Sun, Jan 05, 2003 - Page 8 News List

A New Year call for cooperation

By the Liberty Times editorial

To the sound of the countdown on New Year's Eve across the country, Taiwan bid farewell to 2002. It was a year that brought a mixture of troubles, chaos, hopes, crisis and change. Having left the past year and in welcoming the arrival of a new year, is a moment that is ripe for re-examining the past, looking forward to the future, inspiring and encouraging ourselves and identifying goals and meaning in our lives. In short, it is a new beginning.

Just over a year ago, as we bade farewell to 2001, we were still under the shadows of the Sept. 11 terrorist attacks on the US and were grappling with the fact that the once thriving and promising Internet industry had turned to bubbles. While in 2002, international security and the global economy can hardly be said to have fully recovered, it can at least be said that the darkest time is over. Everything seems to be rising from rock bottom. As for Taiwan, last year's economy was an improvement on the previous year's.

The first three quarters respectively showed 1.2 percent, 3.9 percent and 4.77 percent growth. Economic growth for the whole of last year is projected at around 3.27 percent. In comparison with the negative growth of the previous year, things have truly improved. While it is hard to see any strong signs of economic revival this year, it is not likely that things will further deteriorate either.

This economic progress report, however, is obviously not enough to make people happy.

This is because, the economic downturn at home in 2001 was due primarily to the impact on Taiwan of the international economy. For the same reason, the economic growth of last year was due primarily to improvements in the international economy, rather than to public policy. Still, the economy seems to be on a rebound, having been on a green light for the past eight months.

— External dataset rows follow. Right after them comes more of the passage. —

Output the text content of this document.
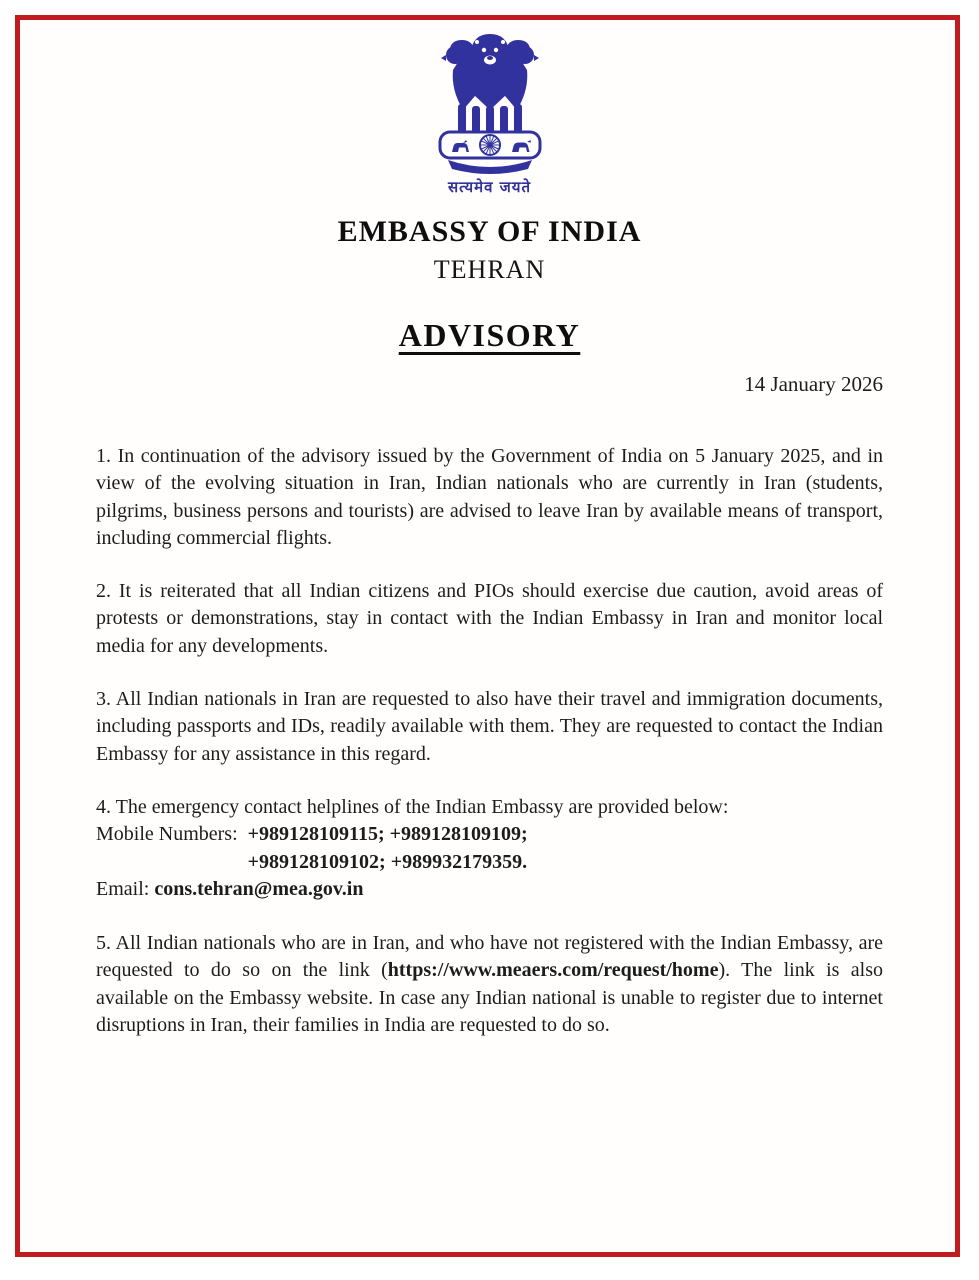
सत्यमेव जयते
EMBASSY OF INDIA
TEHRAN
ADVISORY
14 January 2026

1. In continuation of the advisory issued by the Government of India on 5 January 2025, and in view of the evolving situation in Iran, Indian nationals who are currently in Iran (students, pilgrims, business persons and tourists) are advised to leave Iran by available means of transport, including commercial flights.

2. It is reiterated that all Indian citizens and PIOs should exercise due caution, avoid areas of protests or demonstrations, stay in contact with the Indian Embassy in Iran and monitor local media for any developments.

3. All Indian nationals in Iran are requested to also have their travel and immigration documents, including passports and IDs, readily available with them. They are requested to contact the Indian Embassy for any assistance in this regard.

4. The emergency contact helplines of the Indian Embassy are provided below:
Mobile Numbers: +989128109115; +989128109109;
+989128109102; +989932179359.
Email: cons.tehran@mea.gov.in

5. All Indian nationals who are in Iran, and who have not registered with the Indian Embassy, are requested to do so on the link (https://www.meaers.com/request/home). The link is also available on the Embassy website. In case any Indian national is unable to register due to internet disruptions in Iran, their families in India are requested to do so.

Unemployment remains very high by Taiwan standards. The unemployment rate reached 5.22 percent in November, putting the unemployed population at about 500,000.

The increase in unemployment results not only in the impoverishment of many individuals, but also in declines in consumption and in industrial production, a rise in inflation and a depreciation in the value of personal wealth. So, despite the economic growth of last year, more people are becoming financially impoverished, which is creating more social problems. The level of dissatisfaction with the country's leader is naturally rising rapidly.

`taiwan first'

The unemployment problem is not unlike a bomb hidden in the dark corners of society. If it is not removed in good time, it will endanger social stability and public security.

The reality is that a quick look at the unemployment problem indicates that it is a negative by-product of the government's misguided cross-strait policy, a side effect of the government's policy of opening up toward China.

The massive outflow of capital, companies and highly skilled personnel from Taiwan to China has created several million job opportunities in China, but reduced job opportunities in Taiwan. Not only this, but China-bound businesses have become the biggest threat to the survival of businesses planning to stay in Taiwan.

This is the crux of Taiwan's inability to revive the economy in recent years. Because Taiwan's economy is shifting quickly toward China, it is facing a dual"sinicization" and "marginalization" crisis. The "Taiwan first" ideology and the country's sovereignty face serious challenges.